NSF is attempting to take over its larger rival with a £1.3bn bid as Bradford-based Provident attempts to recover from a botched restructuring of its home credit business, profit warnings and a dividend suspension.
NSF, whose bid is led by chief executive John van Kuffeler, a former CEO of Provident, said on Tuesday it has the backing of the holders of just over 50 per cent of Provident’s shares. That is well short of its 90 per cent target and a marginal improvement from when it first made the bid in February.
The acceptance condition for the offer is currently not less than 90 per cent, but NFS can vary the level and said further announcements on this will be made in due course.
The bid has the backing of fund investors Neil Woodford, Invesco and Marathon, who together hold over 50 per cent of both NSF and Provident, but has repeatedly been opposed by Provident as not in the interest of remaining shareholders.
In another detailed response on Tuesday, Provident asked how NSF would address the potential funding, ratings, balance sheet and earnings impacts from its planned sale of Provident’s Moneybarn, while still achieving a meaningful capital distribution.
“The board of Provident has specific concerns regarding certain historical dividend payments and share buybacks made by NSF,” Provident said in a statement.
It questioned who NSF would put at the head of Vanquis Bank, which is at the heart of Provident’s defence against the bid, as well as how it could persuade competition regulators to approve a plan to list its Loans at Home unit separately.
Analysts at Goodbody said: “Provident has clearly done some detailed digging and raises some serious questions regarding the legality of the historical ordinary dividend distributions made by NSF."
NSF has proposed simplifying Provident, selling two units and demerging Loans at Home.
Goodbody analysts added: “While the statement was probably designed to create momentum, inspiring other shareholders to accept the offer, we don’t believe that it achieves this."
Mr van Kuffeler said: "We are delighted to have received acceptances for a majority of Provident's shares.
"This represents a clear validation of the experienced NSF management team and of our transformation plan to unlock substantial value for shareholders, as well as providing us with a platform to complete this transaction and get on with the job of implementing our plan."
But Provident insisted it is continuing to explore "all appropriate alternatives" to maximise value for shareholders and continues to advise its shareholders to "take no action".

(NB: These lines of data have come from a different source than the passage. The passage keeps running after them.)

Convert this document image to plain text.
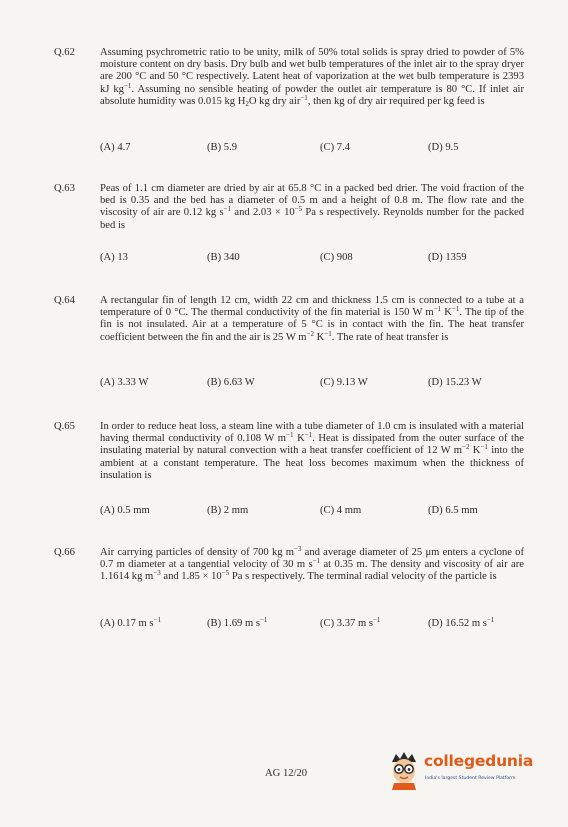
Q.62	Assuming psychrometric ratio to be unity, milk of 50% total solids is spray dried to powder of 5% moisture content on dry basis. Dry bulb and wet bulb temperatures of the inlet air to the spray dryer are 200 °C and 50 °C respectively. Latent heat of vaporization at the wet bulb temperature is 2393 kJ $kg^{-1}$. Assuming no sensible heating of powder the outlet air temperature is 80 °C. If inlet air absolute humidity was 0.015 kg $H_2O$ kg dry air$^{-1}$, then kg of dry air required per kg feed is
(A) 4.7	(B) 5.9	(C) 7.4	(D) 9.5
Q.63	Peas of 1.1 cm diameter are dried by air at 65.8 °C in a packed bed drier. The void fraction of the bed is 0.35 and the bed has a diameter of 0.5 m and a height of 0.8 m. The flow rate and the viscosity of air are 0.12 kg $s^{-1}$ and $2.03 \times 10^{-5}$ Pa s respectively. Reynolds number for the packed bed is
(A) 13	(B) 340	(C) 908	(D) 1359
Q.64	A rectangular fin of length 12 cm, width 22 cm and thickness 1.5 cm is connected to a tube at a temperature of 0 °C. The thermal conductivity of the fin material is 150 W $m^{-1}$ $K^{-1}$. The tip of the fin is not insulated. Air at a temperature of 5 °C is in contact with the fin. The heat transfer coefficient between the fin and the air is 25 W $m^{-2}$ $K^{-1}$. The rate of heat transfer is
(A) 3.33 W	(B) 6.63 W	(C) 9.13 W	(D) 15.23 W
Q.65	In order to reduce heat loss, a steam line with a tube diameter of 1.0 cm is insulated with a material having thermal conductivity of 0.108 W $m^{-1}$ $K^{-1}$. Heat is dissipated from the outer surface of the insulating material by natural convection with a heat transfer coefficient of 12 W $m^{-2}$ $K^{-1}$ into the ambient at a constant temperature. The heat loss becomes maximum when the thickness of insulation is
(A) 0.5 mm	(B) 2 mm	(C) 4 mm	(D) 6.5 mm
Q.66	Air carrying particles of density of 700 kg $m^{-3}$ and average diameter of 25 μm enters a cyclone of 0.7 m diameter at a tangential velocity of 30 m $s^{-1}$ at 0.35 m. The density and viscosity of air are 1.1614 kg $m^{-3}$ and $1.85 \times 10^{-5}$ Pa s respectively. The terminal radial velocity of the particle is
(A) 0.17 m $s^{-1}$	(B) 1.69 m $s^{-1}$	(C) 3.37 m $s^{-1}$	(D) 16.52 m $s^{-1}$
AG 12/20
collegedunia
India's largest Student Review Platform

It added: "The Provident board continues to have very material concerns about the strategic, operational and financial merits of the NSF offer and is keen to ensure that all of its shareholders, including those that do not have a shareholding in NSF, have full clarity with respect to the terms and implications of the NSF offer."
Analyst James Hamilton at Numis said NSF's announcement on the level of acceptances suggests that "no new, significant shareholders have joined the offer group".
Separately, Provident said chief financial officer Simon Thomas is to take three months leave for a heart operation, naming former PwC partner and hostile takeover specialist Tony Skrzypecki as his stand-in.